TEMPO.CO, Semarang - Sejumlah organisasi dan komunitas masyarakat di Kota Semarang mendeklarasikan Gerakan Tolak Hoax. Deklarasi yang dilakukan hari ini sebagai komitmen mengkampanyekan gerakan anti berita hoax yang cenderung memecah belah bangsa.
“Semarang adalah satu dari enam kota yang menggelar deklarasi serentak 8 Januari,” kata Koordinator Gerakan Anti-Hoax Semarang, Farid Zamroni Mardiyansyah, Ahad, 8 Januari 2017.
Farid menjelaskan, terdapat enam kota selain Semarang yang ikut mendeklarasikan gerakan itu. Keenam kota itu adalah Wonosobo dan Solo untuk kawasan Jawa Tengah. Selain itu, ada Jakarta, Surabaya, dan Bandung. Yogyakarta juga akan deklarasi pekan depan. “Di Semarang ada 35 organisasi yang terlibat, maka total di Jateng yang mendukung lebih dari 100 organisasi,” tuturnya.

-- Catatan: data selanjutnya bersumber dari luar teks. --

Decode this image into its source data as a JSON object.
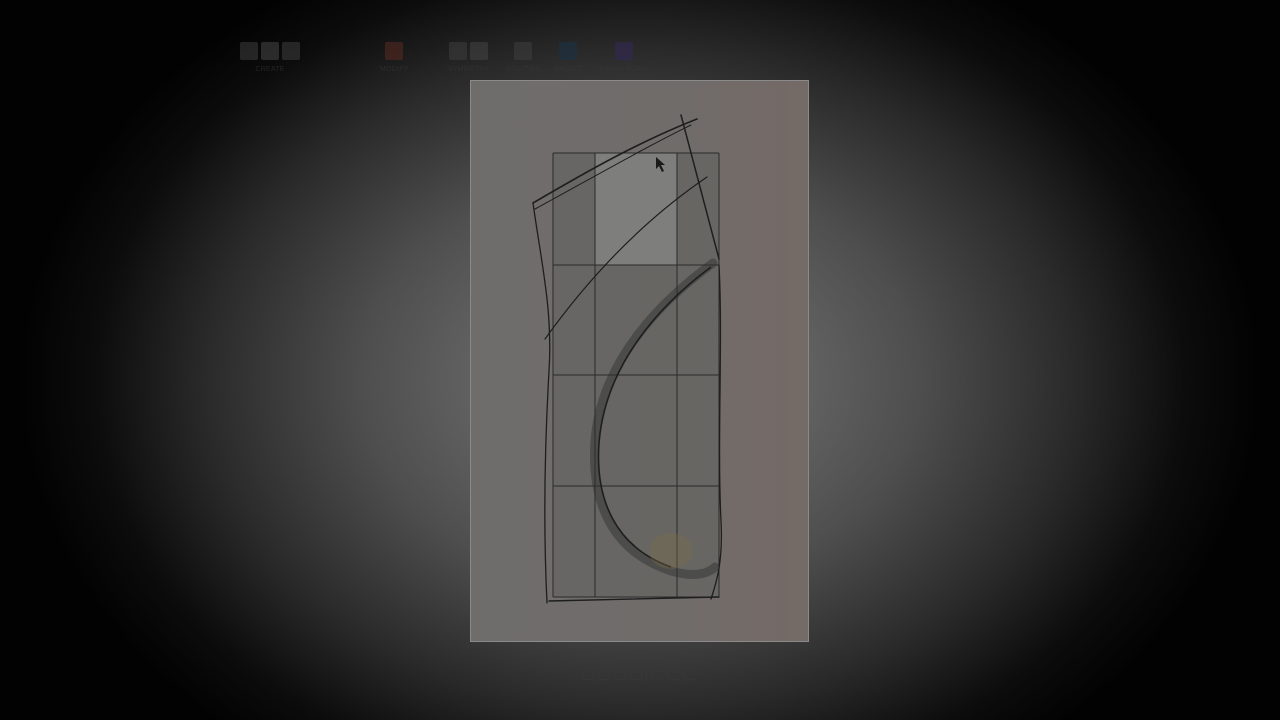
{
  "toolbar": {
    "groups": [
      {
        "label": "CREATE",
        "icons": [
          "box-icon",
          "plane-icon",
          "cylinder-icon"
        ],
        "color": "#3e3e3e"
      },
      {
        "label": "MODIFY",
        "icons": [
          "edit-form-icon"
        ],
        "color": "#5a2a22"
      },
      {
        "label": "SYMMETRY",
        "icons": [
          "mirror-icon",
          "symmetry-icon"
        ],
        "color": "#3e3e3e"
      },
      {
        "label": "UTILITIES",
        "icons": [
          "utilities-icon"
        ],
        "color": "#3e3e3e"
      },
      {
        "label": "SELECT",
        "icons": [
          "select-icon"
        ],
        "color": "#1a3347"
      },
      {
        "label": "FINISH FORM",
        "icons": [
          "finish-form-icon"
        ],
        "color": "#35285a"
      }
    ]
  },
  "navbar": {
    "icons": [
      "orbit-icon",
      "pan-icon",
      "zoom-icon",
      "fit-icon",
      "display-settings-icon",
      "grid-icon",
      "viewports-icon"
    ]
  },
  "colors": {
    "canvas_bg": "#706c6a",
    "mesh_fill": "#646461",
    "mesh_line": "#2a2a2a",
    "highlight_face": "#8e8e8e",
    "sketch_stroke": "#1e1e1e",
    "accent_brush": "#7a6e48"
  }
}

Deklarasi anti-hoax yang dilakukan di kawasan bebas kendaraan bermotor (car free day) Jalan Pahlawan, Kota Semarang, pukul 06.30, ini dihadiri ratusan pendukung dengan mengenakan kaus berwarna biru tua tertera tulisan “Turn Back Hoax” berlatar belakang bangunan Lawangsewu.

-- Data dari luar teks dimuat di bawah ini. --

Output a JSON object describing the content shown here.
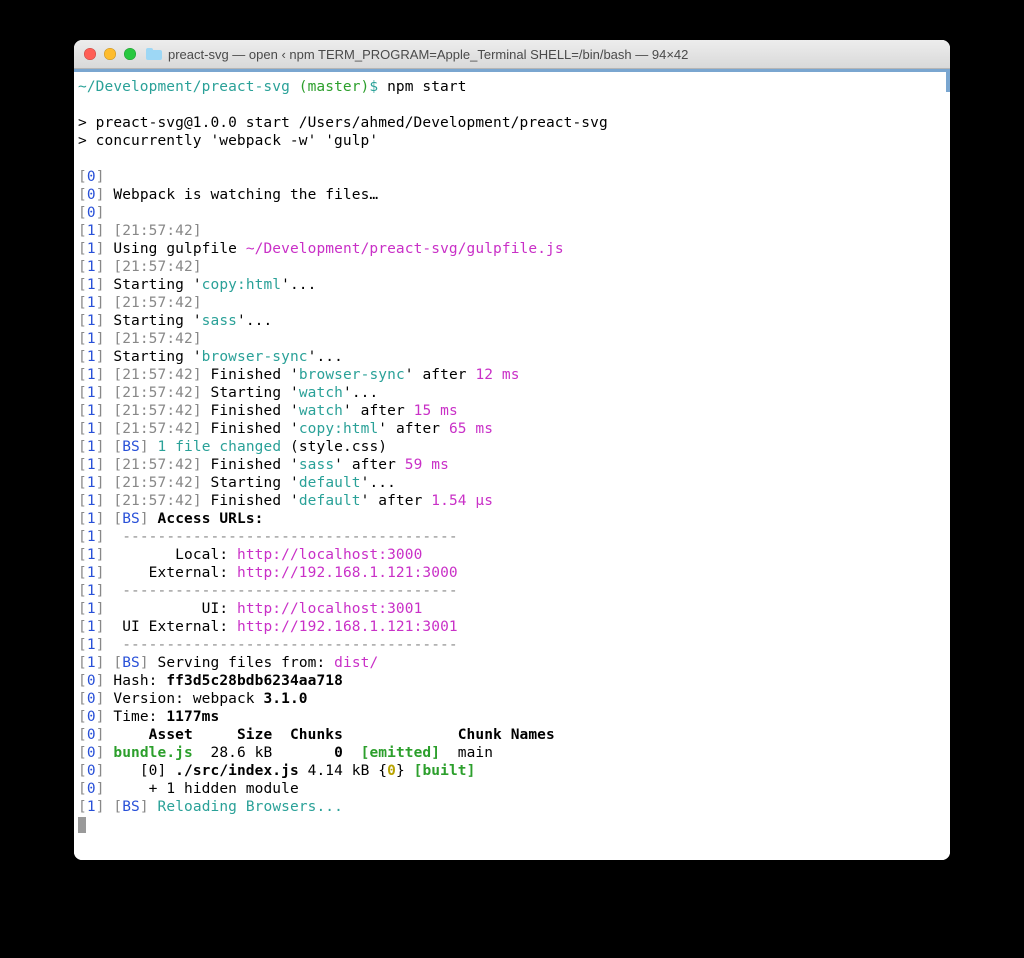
{
  "titlebar": {
    "title": "preact-svg — open ‹ npm TERM_PROGRAM=Apple_Terminal SHELL=/bin/bash — 94×42"
  },
  "prompt": {
    "path": "~/Development/preact-svg ",
    "branch": "(master)",
    "sep": "$ ",
    "command": "npm start"
  },
  "npm": {
    "line1": "> preact-svg@1.0.0 start /Users/ahmed/Development/preact-svg",
    "line2": "> concurrently 'webpack -w' 'gulp'"
  },
  "prefix": {
    "open": "[",
    "close": "] ",
    "p0": "0",
    "p1": "1"
  },
  "out": {
    "webpack_watch": "Webpack is watching the files…",
    "ts": "[21:57:42]",
    "gulpfile_pre": "Using gulpfile ",
    "gulpfile_path": "~/Development/preact-svg/gulpfile.js",
    "starting": "Starting '",
    "finished": "Finished '",
    "after": "' after ",
    "close_dots": "'...",
    "task_copyhtml": "copy:html",
    "task_sass": "sass",
    "task_browsersync": "browser-sync",
    "task_watch": "watch",
    "task_default": "default",
    "t12ms": "12 ms",
    "t15ms": "15 ms",
    "t65ms": "65 ms",
    "t59ms": "59 ms",
    "t154us": "1.54 μs",
    "bs_open": "[",
    "bs_label": "BS",
    "bs_close": "] ",
    "file_changed_pre": "1 file changed",
    "file_changed_paren": " (style.css)",
    "access_urls": "Access URLs:",
    "divider": " --------------------------------------",
    "local_label": "       Local: ",
    "external_label": "    External: ",
    "ui_label": "          UI: ",
    "ui_external_label": " UI External: ",
    "local_url": "http://localhost:3000",
    "external_url": "http://192.168.1.121:3000",
    "ui_url": "http://localhost:3001",
    "ui_external_url": "http://192.168.1.121:3001",
    "serving_pre": "Serving files from: ",
    "serving_path": "dist/",
    "hash_label": "Hash: ",
    "hash_value": "ff3d5c28bdb6234aa718",
    "version_label": "Version: webpack ",
    "version_value": "3.1.0",
    "time_label": "Time: ",
    "time_value": "1177ms",
    "table_header": "    Asset     Size  Chunks             Chunk Names",
    "bundle_name": "bundle.js",
    "bundle_rest": "  28.6 kB       ",
    "bundle_zero": "0",
    "bundle_sp": "  ",
    "emitted": "[emitted]",
    "bundle_main": "  main",
    "built_line_pre": "   [0] ",
    "built_file": "./src/index.js",
    "built_mid": " 4.14 kB {",
    "built_zero": "0",
    "built_brace": "} ",
    "built_tag": "[built]",
    "hidden": "    + 1 hidden module",
    "reloading": "Reloading Browsers..."
  }
}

Dalam pembacaan deklarasi, Farid menolak segala jenis hoax untuk menghindari segala ujaran kebencian, untuk meninggalkan semua majelis permusuhan. “Karena kita satu bangsa, satu langit menaungi, satu ibu pertiwi menyayangi,” kata Farid dalam deklarasi.
Terdapat sejumlah tokoh membacakan prosa secara berantai dengan judul “Mengapa Kami Tolak Hoax”. Di antara para Gubernur Jawa Tengah Ganjar Pranowo, Ketua Kamar Dagang dan Industri Kota Semarang Arnaz Agung, Sekjen Ikatan Guru Indonesia Mampuono, dan GM Star Hotel Semarang sebagai wakil Pegiat Wisata Benk Mintosih.”
Gubernur Jawa Tengah Ganjar Pranowo menyatakan agar publik menghentikan penyebaran berita permusuhan, adu domba, fabrifikasi cerita, dan kebohongan yang disebarkan lewat media sosial. “Demi masa depan kita, masa depan anak-anakmu, demi Indonesia,” ujarnya. “Agar kita bisa beribadah dengan tenang, memuja dan memuji Tuhan, atas nikmatnya pada negeri yang damai ini.”
Ganjar menyebutkan Indonesia menduduki peringkat terbawah dalam kemampuan literasi. “Tapi di tingkat kecerewetan nomor lima di dunia. Jadi kita itu jago cerewet tanpa literasi,” katanya.
Kondisi ini menjadikan mudah menyebarnya berita sumir, bohong, bahkan cenderung fitnah. Mayoritas masyarakat yang pada dasarnya sudah malas membaca menjadi mudah diprovokasi atau dipengaruhi kabar-kabar yang tidak benar.
Oleh karena itu, Ganjar berpesan, “Saya titip, mulai pagi ini jaga perilaku kita. Jaga omongan kita terutama dalam menggunakan media sosial. Hoax yang bikin hoek ini sudah meresahkan.” Ia meminta masyarakat untuk berani jujur. “Ayo berani jujur, jangan pakai anonim, tabayun, dan demi Indonesia, hentikan penyebaran fitnah dan berita bohong,” katanya.